Figure 3. Model of RGS12 action in the differential behavioral outputs of kappa opioid receptor (KOR) signaling, as derived from recent published work using Rgs12-deficient mouse strains.

^137,138 (A) Dynorphin-induced activation of KOR, as occurs during stress, dissociates G_i/o-coupled heterotrimers into free G protein subunits, evokes G protein-dependent signal transduction (thick grey arrow) and, ultimately, produces analgesia and also regulates dopamine homeostasis by the pre-synaptic dopamine transporter (DAT). RGS12 expression is known to reduce KOR-mediated G protein signaling via its central RGS domain (by accelerating GTP hydrolysis of Gα_i/o·GTP) and its C–terminal GoLoco motif (by trapping Gα_i·GDP). RGS12 also contains an N-terminal PDZ domain that likely interacts with the C-terminal PDZ domain docking site of KOR (‘NKPV-c’). RGS12 also contains tandem Ras-binding domains (RBDs) that we previously established interact with activated H-Ras and Raf to enable MAPK/ERK scaffolding properties¹⁵⁰. Agonist-stimulated KOR activation also drives GRK3-dependent βarrestin2 recruitment, resulting in receptor internalization, βarrestin-dependent signal transduction (thick red arrow) and, ultimately, aversive behavior (in parallel to decreased extracellular dopamine).
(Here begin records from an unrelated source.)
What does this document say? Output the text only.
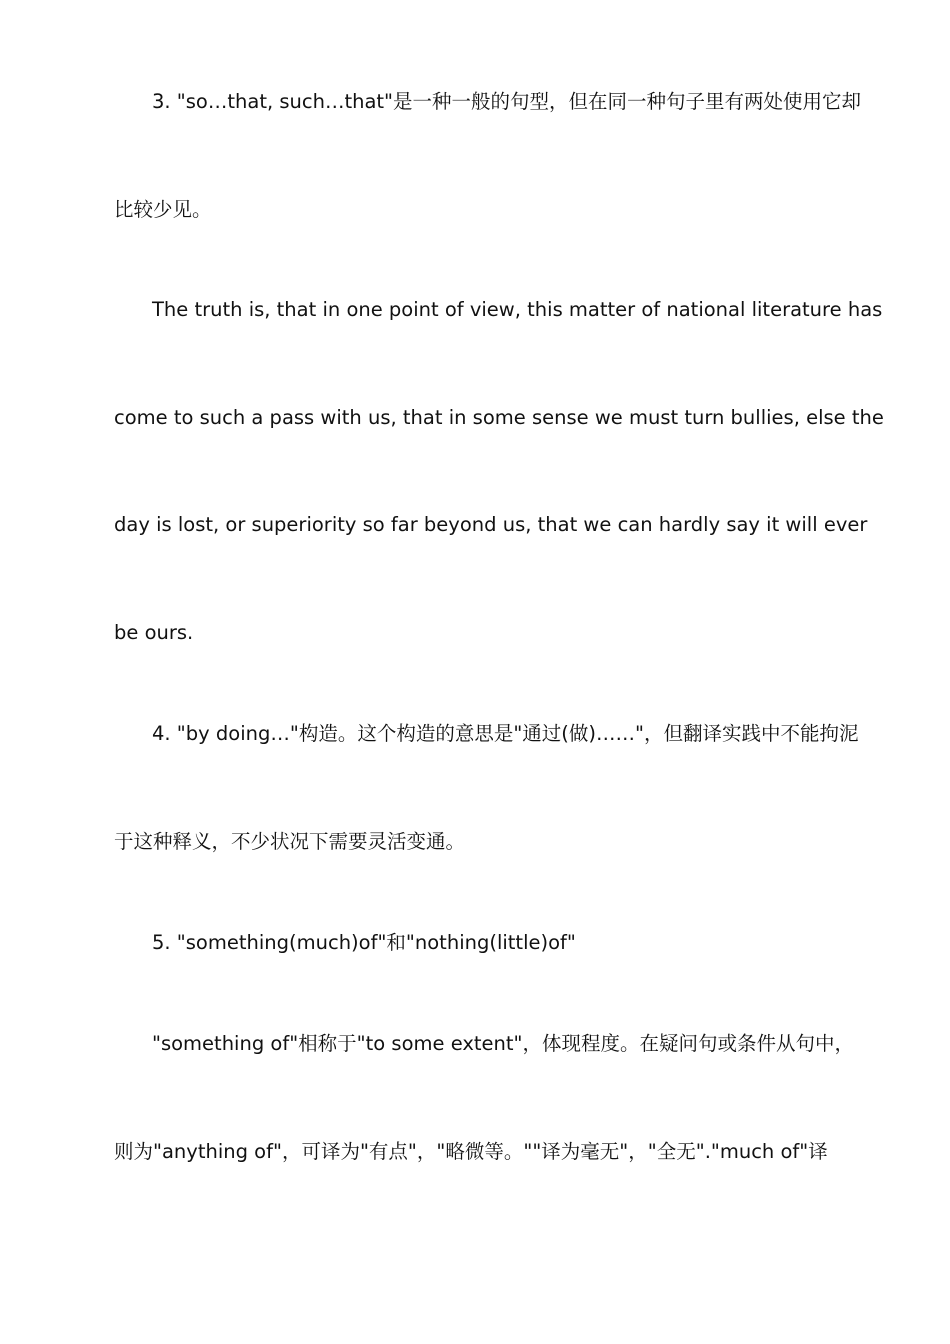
3. "so…that, such…that"是一种一般的句型，但在同一种句子里有两处使用它却
比较少见。
The truth is, that in one point of view, this matter of national literature has
come to such a pass with us, that in some sense we must turn bullies, else the
day is lost, or superiority so far beyond us, that we can hardly say it will ever
be ours.
4. "by doing…"构造。这个构造的意思是"通过(做)……"，但翻译实践中不能拘泥
于这种释义，不少状况下需要灵活变通。
5. "something(much)of"和"nothing(little)of"
"something of"相称于"to some extent"，体现程度。在疑问句或条件从句中，
则为"anything of"，可译为"有点"，"略微等。""译为毫无"，"全无"."much of"译
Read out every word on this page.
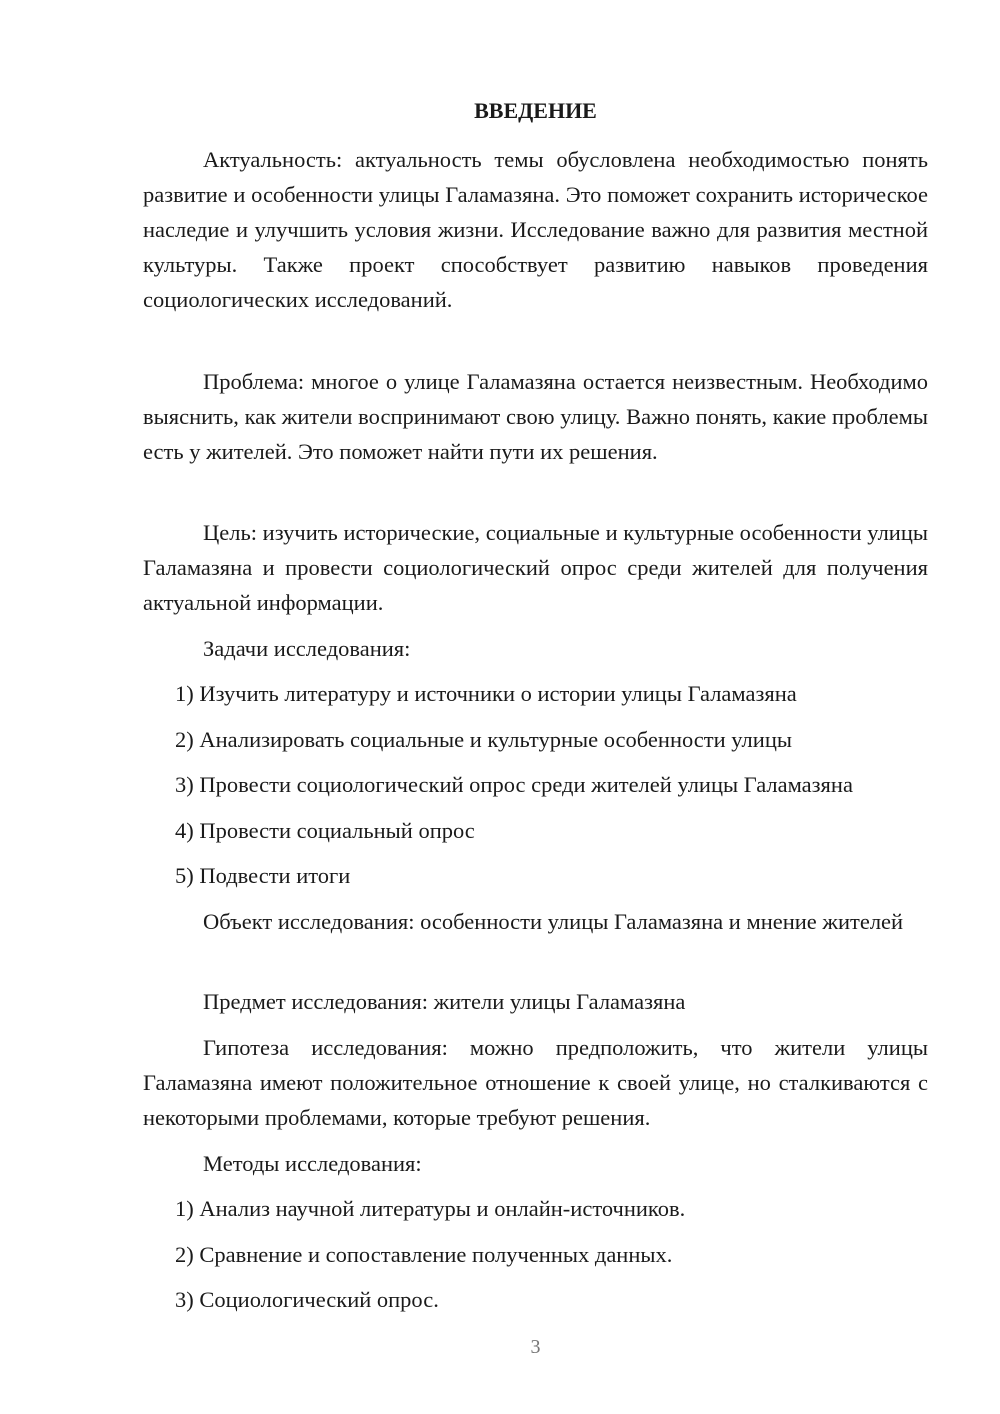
ВВЕДЕНИЕ

Актуальность: актуальность темы обусловлена необходимостью понять развитие и особенности улицы Галамазяна. Это поможет сохранить историческое наследие и улучшить условия жизни. Исследование важно для развития местной культуры. Также проект способствует развитию навыков проведения социологических исследований.

Проблема: многое о улице Галамазяна остается неизвестным. Необходимо выяснить, как жители воспринимают свою улицу. Важно понять, какие проблемы есть у жителей. Это поможет найти пути их решения.

Цель: изучить исторические, социальные и культурные особенности улицы Галамазяна и провести социологический опрос среди жителей для получения актуальной информации.

Задачи исследования:

1) Изучить литературу и источники о истории улицы Галамазяна

2) Анализировать социальные и культурные особенности улицы

3) Провести социологический опрос среди жителей улицы Галамазяна

4) Провести социальный опрос

5) Подвести итоги

Объект исследования: особенности улицы Галамазяна и мнение жителей

Предмет исследования: жители улицы Галамазяна

Гипотеза исследования: можно предположить, что жители улицы Галамазяна имеют положительное отношение к своей улице, но сталкиваются с некоторыми проблемами, которые требуют решения.

Методы исследования:

1) Анализ научной литературы и онлайн-источников.

2) Сравнение и сопоставление полученных данных.

3) Социологический опрос.

3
RGS12 expression augments KOR agonist-stimulated βarrestin recruitment independent of its GAP and GDI activity¹³⁷, suggesting that RGS12 modulates GRK3 activity on activated KOR (KOR*) and/or enhances βarrestin2 recruitment and/or function by as yet undetermined molecular mechanisms. (B) Loss of RGS12 in mice results in concomitant increases in KOR-mediated G protein signaling and decreases in βarrestin2 recruitment, thus resulting in enhanced KOR agonist-stimulated analgesia and enhanced DAT function causing enhanced dopamine reuptake (thicker green arrow), as well as an attenuation of KOR-stimulated aversion (thinner grey arrow), respectively.